Lorenzo completed his undergraduate and master’s degrees in Physics at the University of L’Aquila (Abruzzo, Italy) in 2010, before moving to the Cavendish Laboratory, University of Cambridge to start his PhD in soft condensed matter physics. After graduating in 2013, Lorenzo took up an Oppenheimer Early Career Research Fellowship, followed by a Leverhulme Early Career Research Fellowship in 2016 and a Royal Society University Research Fellowship in 2018. The following year, Lorenzo moved to the Department of Chemistry at Imperial College London where he was promoted to the post of Senior Lecturer, before returning to the University of Cambridge Department of Chemical Engineering and Biotechnology in 2022. Lorenzo’s research group, supported by the Royal Society, an ERC Starting Grant, and funding from UK research councils (EPSRC, BBSRC), applies the toolkit of nucleic acid nanotechnology to designing advanced biomimetic systems, biophysical models, and tackling challenges in biomedicine. They can be found on Twitter @DiMicheleLAB1
Read Lorenzo’s Emerging Investigator article http://xlink.rsc.org/?doi=10.1039/D2SM00863G
How do you feel about Soft Matter as a place to publish research on this topic?
Our research group uses DNA nanotechnology to build advanced biomimetic systems: from nanostructures that imitate membrane proteins to whole “synthetic cells” – micro robots designed to reproduce responses typically observed in biological cells. This research area, sometimes referred to as “bottom-up synthetic biology” is very multidisciplinary, rooted in concepts of biophysics, soft condensed matter, statistical mechanics, physical chemistry, nanotechnology and molecular biology. Our aim is to make our work accessible to scientists working across all these disciplines, and Soft Matter is among the very few journals that can reach out to such a diverse audience. Soft Matter is thus a great venue for our research!
What aspect of your work are you most excited about at the moment and what do you find most challenging about your research?

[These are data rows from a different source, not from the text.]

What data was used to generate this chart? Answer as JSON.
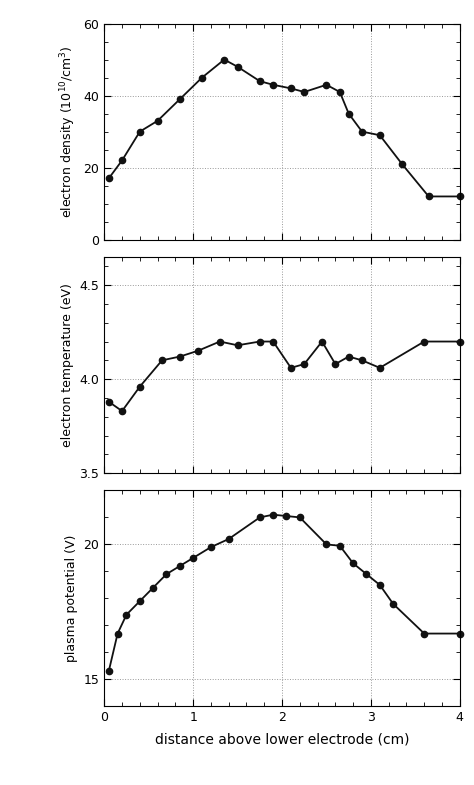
{
  "density_x": [
    0.05,
    0.2,
    0.4,
    0.6,
    0.85,
    1.1,
    1.35,
    1.5,
    1.75,
    1.9,
    2.1,
    2.25,
    2.5,
    2.65,
    2.75,
    2.9,
    3.1,
    3.35,
    3.65,
    4.0
  ],
  "density_y": [
    17,
    22,
    30,
    33,
    39,
    45,
    50,
    48,
    44,
    43,
    42,
    41,
    43,
    41,
    35,
    30,
    29,
    21,
    12,
    12
  ],
  "density_ylim": [
    0,
    60
  ],
  "density_yticks": [
    0,
    20,
    40,
    60
  ],
  "density_ylabel": "electron density (10$^{10}$/cm$^3$)",
  "temp_x": [
    0.05,
    0.2,
    0.4,
    0.65,
    0.85,
    1.05,
    1.3,
    1.5,
    1.75,
    1.9,
    2.1,
    2.25,
    2.45,
    2.6,
    2.75,
    2.9,
    3.1,
    3.6,
    4.0
  ],
  "temp_y": [
    3.88,
    3.83,
    3.96,
    4.1,
    4.12,
    4.15,
    4.2,
    4.18,
    4.2,
    4.2,
    4.06,
    4.08,
    4.2,
    4.08,
    4.12,
    4.1,
    4.06,
    4.2,
    4.2
  ],
  "temp_ylim": [
    3.5,
    4.65
  ],
  "temp_yticks": [
    3.5,
    4.0,
    4.5
  ],
  "temp_ylabel": "electron temperature (eV)",
  "potential_x": [
    0.05,
    0.15,
    0.25,
    0.4,
    0.55,
    0.7,
    0.85,
    1.0,
    1.2,
    1.4,
    1.75,
    1.9,
    2.05,
    2.2,
    2.5,
    2.65,
    2.8,
    2.95,
    3.1,
    3.25,
    3.6,
    4.0
  ],
  "potential_y": [
    15.3,
    16.7,
    17.4,
    17.9,
    18.4,
    18.9,
    19.2,
    19.5,
    19.9,
    20.2,
    21.0,
    21.1,
    21.05,
    21.0,
    20.0,
    19.95,
    19.3,
    18.9,
    18.5,
    17.8,
    16.7,
    16.7
  ],
  "potential_ylim": [
    14,
    22
  ],
  "potential_yticks": [
    15,
    20
  ],
  "potential_ylabel": "plasma potential (V)",
  "xlabel": "distance above lower electrode (cm)",
  "xlim": [
    0,
    4
  ],
  "xticks": [
    0,
    1,
    2,
    3,
    4
  ],
  "line_color": "#111111",
  "marker": "o",
  "markersize": 4.5,
  "linewidth": 1.3,
  "background": "white",
  "grid_color": "#999999",
  "grid_style": ":"
}
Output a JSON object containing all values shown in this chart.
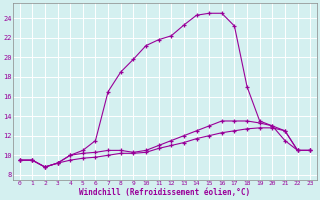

I am really excited about the open-ended nature of my group’s research area. Biological systems have evolved for billions of years to display an extremely rich array of functionalities and behaviours. We aim to re-create some of these responses, but there are so many to choose from, each posing different challenges and requiring different solutions. I find this very stimulating! Still, this freedom to explore is also challenging for me: some self-control is needed to avoid branching out in too many directions and losing focus!
In your opinion, what are the most important questions to be asked/answered in this field of research?
The most urgent question in the field, in my opinion, is around the issue of integration: how do we make components developed by different groups, to produce different responses, compatible with each other? We can now establish many (relatively) simple responses in synthetic cells, such as synthesis of molecules, directed motion, and control over the properties of synthetic membranes which we address in our contribution to the special issue. In biological cells, however, these responses occur in a highly coordinated fashion, which is critical for more complex behaviours such as decision making, adaptation and evolution. We are still largely unable to achieve this degree of integration in biomimetic systems, as different responses often rely on incompatible components. To tackle this challenge, the community should come together and make an effort towards enhancing cross-compatibility.
Can you share one piece of career-related advice or wisdom with other early career scientists?
Follow your passions and intuition when it comes to choosing a field of research – all other considerations are irrelevant if you do not find your own work inspiring.